Currently, Intercell’s vaccine patch against traveler’s diarrhea or the so-called Montezuma’s Revenge is showing promise. The disease is a major cause of diarrhea among travelers, with symptoms ranging from stomach cramps to vomiting and diarrhea. Dr. Herbert DuPont of the University of Texas is one of the researchers involved in testing the vaccine. He told Reuters: “I think it’s one of the most exciting new developments in travel medicine. People could buy this and put it on themselves whenever they take a trip. It is the most convenient form of immunization I have ever seen.”

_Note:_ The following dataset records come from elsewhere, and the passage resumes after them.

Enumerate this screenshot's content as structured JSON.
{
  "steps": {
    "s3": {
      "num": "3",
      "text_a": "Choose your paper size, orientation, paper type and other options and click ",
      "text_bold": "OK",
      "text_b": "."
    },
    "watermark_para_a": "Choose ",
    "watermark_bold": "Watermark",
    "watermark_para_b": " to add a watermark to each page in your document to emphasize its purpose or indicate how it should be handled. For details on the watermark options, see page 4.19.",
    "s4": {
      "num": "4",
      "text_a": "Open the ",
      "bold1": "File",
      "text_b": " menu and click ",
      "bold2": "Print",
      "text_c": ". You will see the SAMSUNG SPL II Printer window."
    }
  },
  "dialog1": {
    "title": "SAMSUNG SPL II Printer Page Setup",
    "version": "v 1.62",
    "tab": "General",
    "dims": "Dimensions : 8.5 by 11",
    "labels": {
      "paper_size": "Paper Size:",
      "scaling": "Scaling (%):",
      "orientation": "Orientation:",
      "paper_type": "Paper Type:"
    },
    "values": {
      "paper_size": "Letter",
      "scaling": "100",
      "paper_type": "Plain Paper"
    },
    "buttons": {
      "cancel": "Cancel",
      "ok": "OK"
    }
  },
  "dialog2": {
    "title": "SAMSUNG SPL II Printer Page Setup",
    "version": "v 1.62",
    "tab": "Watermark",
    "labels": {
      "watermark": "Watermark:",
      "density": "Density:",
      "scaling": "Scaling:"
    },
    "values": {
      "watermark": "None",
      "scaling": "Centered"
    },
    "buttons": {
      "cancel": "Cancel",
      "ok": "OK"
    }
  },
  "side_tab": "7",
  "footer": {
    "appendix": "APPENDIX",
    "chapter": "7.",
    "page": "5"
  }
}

The vaccine has been tested on visitors travelling to Guatemala and Mexico and showed 70% efficacy against traveler’s diarrhea. In another field study of 170 travelers as part of the vaccine patch Phase II trials, the vaccine patch reduced the risk of developing moderate to severe traveler’s diarrhea by 75%. Phase III clinical trials are in process. If approved, this will be the first vaccine to prevent traveler’s diarrhea. The study results were published in the Lancet and conclude that “the vaccine patch is safe and feasible, with benefits to the rate and severity of travellers’ diarrhea.”
A second promising Intercell vaccine patch is targeted against the pandemic flu. If successful, the patch will expand the limited vaccine supplies by allowing fewer or lower doses of vaccine. The program is funded by a United States Department of Health and Human Services contract.” The patch contains a vaccine made from the H5N1 influenza virus. Results of a Phase I/II trials showed that a small amount of the vaccine triggered a protective immune response in 73% of the study participants. Phase II trials are expected to begin in 2009.
Vaccination and immunization technology has changed a lot in recent years as it tries to meet the health challenges facing both developed and developing countries. The TCI or vaccine patch is a promising tool which will hopefully help solve some of the problems facing traditional vaccine delivery systems.